In Pandas, I've been using custom objects as column labels because they provide rich/flexible functionality for info/methods specific to the column. For example, you can set a custom fmt_fn
to format each column (note this is just an example, my actual column label objects are more complex):
In [100]: class Col:
...: def __init__(self, name, fmt_fn):
...: self.name = name
...: self.fmt_fn = fmt_fn
...: def __str__(self):
...: return self.name
...:
In [101]: sec_col = Col('time', lambda val: str(timedelta(seconds=val)).split('.')[0])

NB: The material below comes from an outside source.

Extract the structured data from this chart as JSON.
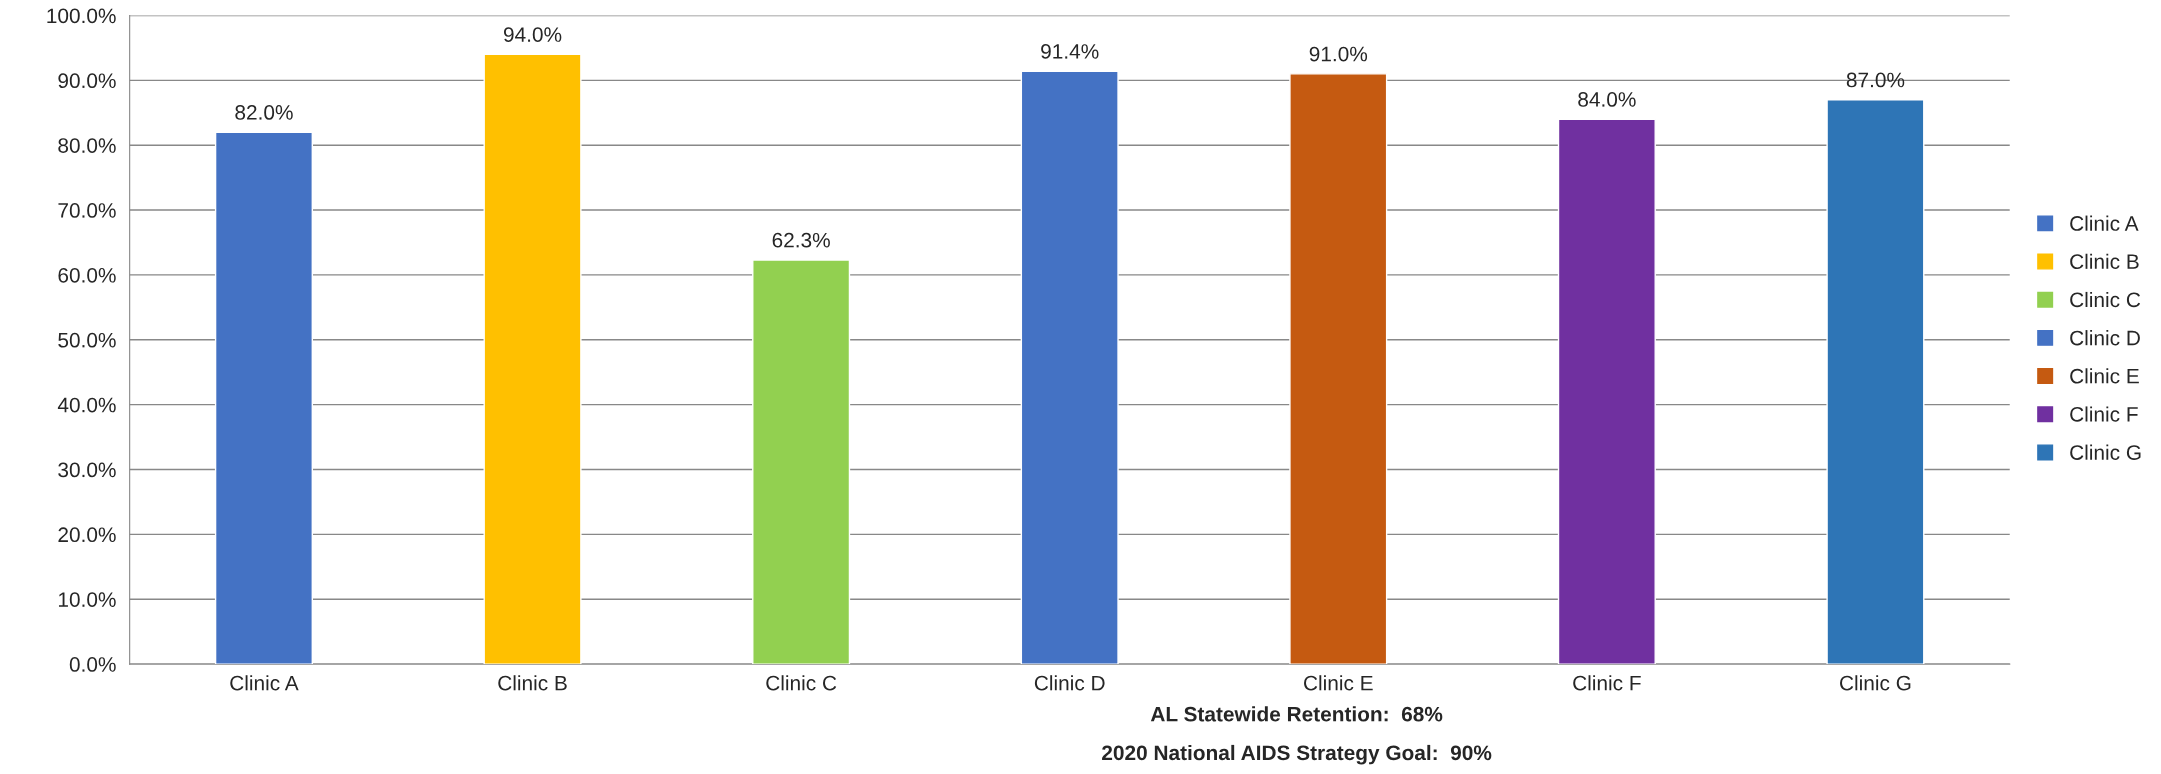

In [102]: dollar_col = Col('money', lambda val: '${:.2f}'.format(val))
In [103]: foo = pd.DataFrame(np.random.random((3, 2)) * 1000, columns = [sec_col, dollar_col])
In [104]: print(foo) # ugly
time money
0 773.181402 720.997051
1 33.779925 317.957813
2 590.750129 416.293245
In [105]: print(foo.to_string(formatters = [col.fmt_fn for col in foo.columns])) # pretty
time money
0 0:12:53 $721.00
1 0:00:33 $317.96
2 0:09:50 $416.29
Okay, so I've been happily doing this for a while, but then I recently came across one part of Pandas that doesn't support this. Specifically, methods to_hdf
/read_hdf
will fail on DataFrames with custom column labels. This is not a dealbreaker for me. I can use pickle instead of HDF5 at the loss of some efficiency.
But the bigger question is, does Pandas in general support custom objects as column labels? In other words, should I continue to use Pandas this way, or will this break in other parts of Pandas (besides HDF5) in the future, causing me future pain?
PS. As a side note, I wouldn't mind if you also chime in on how you solve the problem of column-specific info such as the fmt_fn
in the example above, if you're not currently using custom objects as column labels.